This question is not a duplication of this question this question.
I want to generate a random covariance matrix so at first, I should know what a covariance matrix should be like.
Surely, we know that the covariance matrix of a series events must be symmetric and positive semi-definite. On the other hand, $$\text{Cov}(X,X)\text{Cov}(Y,Y)\geq\text{Cov}(X,Y)^2$$ and $$\text{Cov}(X,X)\geq 0 $$ Then I suppose any matrix meets these restrictions can be a matrix. Is that right?
Further more, I decide to construct a symmetric matrix and check its positive semi-definiteness rather than generate a positive semi-definite matrix first. So I use the rest of these restrictions above, to construct a matrix. In my opinion, it is ok, for the covariance of two event is a random number, and there is not relation between the other covariance, which means the covariance can be random if it meets the rest of these restrictions above, and it will be positive semi-definite naturally.

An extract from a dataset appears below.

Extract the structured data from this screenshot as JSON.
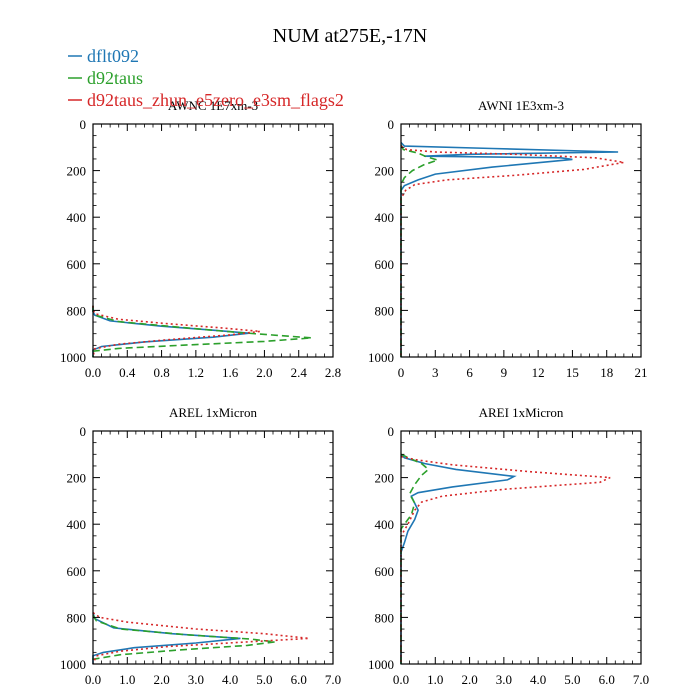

BUT, it is not true. for example: $$A = \begin{bmatrix} 7 & 5 & 3 \\ 5 & 9 & 8.5 \\ 3 & 8.5 & 8.8 \end{bmatrix} $$ is not a positive semi-definite matrix.
so, what on earth the covariance matrix should be?
EDIT: Another probability is that a covariance maybe a high-dimensional 'ellipsoid', so it should be able to represent by $$ C = U^T\Lambda U $$ which $U$ is a Hermitian matrix, and $\Lambda$ is a positive semi-definite diagonal matrix.
So, if a matrix is diagonalizable, it can be a covariance matrix, and vice versa.